For gala dresses and the ball-room, the habiliments of the fair are yet more diversified; white and gold is still very prevalent, and lace gowns, both black and white, over various coloured satins; white satin, ornamented with a rich trimming of coqlelicot, with cornelian ornaments, for coral is now only worn in a morning, or to receive a small dinner party: pale pink gossamer satin, with pearl ornaments; and white crape and leno frocks for the younger part of the assembly, form the most prominent features in the annals of full dress. An elegant article, called the Peruvian robe, is also much admired; it consists of an under dress of satin, with an open crape robe of the same colour, confined at the bottom of the waist by a rich cordon and independent tassels.

For full dress, the neck-handkerchief is again thrown aside, and the bosom has no covering but the falling jewels of a solitaire and a narrow tucker: for half dress, small tippets of the Angouleme kind are yet worn; we think them applicable to the fullest dress; they might be made very costly, and their intrinsic worth is their modesty, emblematic of the illustrious and unfortunate sufferer from whence they took ther name: Fashion is never so attractive as when Delicacy assists at her toilet.

The hair is dressed in full curls on one side, and lighter and more simple on the other, while it is gracefully parted on the forehead, but the antique Roman head is again much worn in full dress. Flowers of a dark and rich colour are often simply placed on one side the hair for young people, while, for the Opera costume, bandeaus of diamonds, variegated demi turbans, with a sprif of pearl or other jewels; diadem-hats, enriched with brilliants, with white satin caps of various shapes, are worn by the more mature. Gold and silver net, with a few luxuriant ringlets suffered to escape from beneath, with two hanging on the left side of the throat, in the manner of King Charles's beauties, form a very elegant head-dress, and render a pretty face tres touchant, when it is gracefully arranged; but requires great taste in the wearer.

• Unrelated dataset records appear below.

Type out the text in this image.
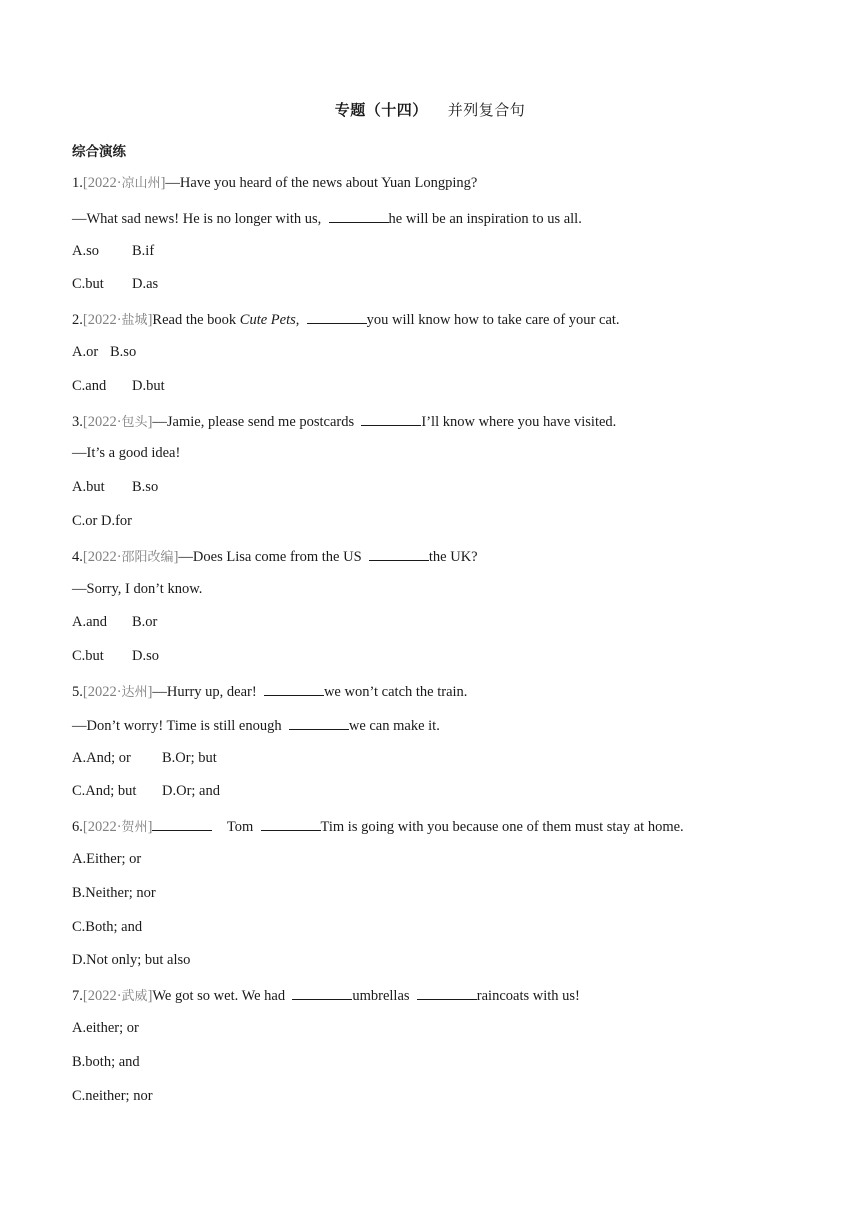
专题（十四） 并列复合句
综合演练
1.[2022·凉山州]—Have you heard of the news about Yuan Longping?
—What sad news! He is no longer with us,	he will be an inspiration to us all.
A.so B.if
C.but D.as
2.[2022·盐城]Read the book Cute Pets,	you will know how to take care of your cat.
A.or B.so
C.and D.but
3.[2022·包头]—Jamie, please send me postcards	I’ll know where you have visited.
—It’s a good idea!
A.but B.so
C.or D.for
4.[2022·邵阳改编]—Does Lisa come from the US	the UK?
—Sorry, I don’t know.
A.and B.or
C.but D.so
5.[2022·达州]—Hurry up, dear!	we won’t catch the train.
—Don’t worry! Time is still enough	we can make it.
A.And; or B.Or; but
C.And; but D.Or; and
6.[2022·贺州]	Tom	Tim is going with you because one of them must stay at home.
A.Either; or
B.Neither; nor
C.Both; and
D.Not only; but also
7.[2022·武威]We got so wet. We had	umbrellas	raincoats with us!
A.either; or
B.both; and
C.neither; nor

In jewellery we have remarked little new, except opals; they are suited to very few complexions, and are, at best, rather a heavy looking article.

Circular fans are now quite exploded from the fair hands of our elegantes; small ones of the customary form, of fine ivory, elegantly painted in the middle with figures or ingenious devices, and the agraffe or rivet made of one single diamond, are now the most approved in the requisite finish to full dress.

Italian slippers of amber satin, sea-green, pearl colour, and white kid, are chiefly worn; while, for the morning, half and quarter boots of various colours, Morocco or kid, and the half-boots lined with fur, are universally adopted.

The prevailing colours are amber, ruby, geranium, amaranth, sea-green, pink, and hermit-brown.

The curtains of a room are generally of a very rich silk, in full and numerous folds, or plaits; and being double, so that both sides should be alike, they take a prodigious quantity for a large apartment, where there are several windows: the cornices are according to the Greek or Roman style, with suitable ornaments, a rich fringed drapery of the most elegant kind, falls over the top of these expensive curtains, the screws are of the medallion kind, representing subjects from the ancients. The presses and commodes in a lady's wardrobe, should now be of cassia, lined with cedar, while the mirror of Psyche, which shows the form at full length, is now ornamented with the most fantastic and various devices, and is an indispensible article in the dressing-room of the fair votary of fashion.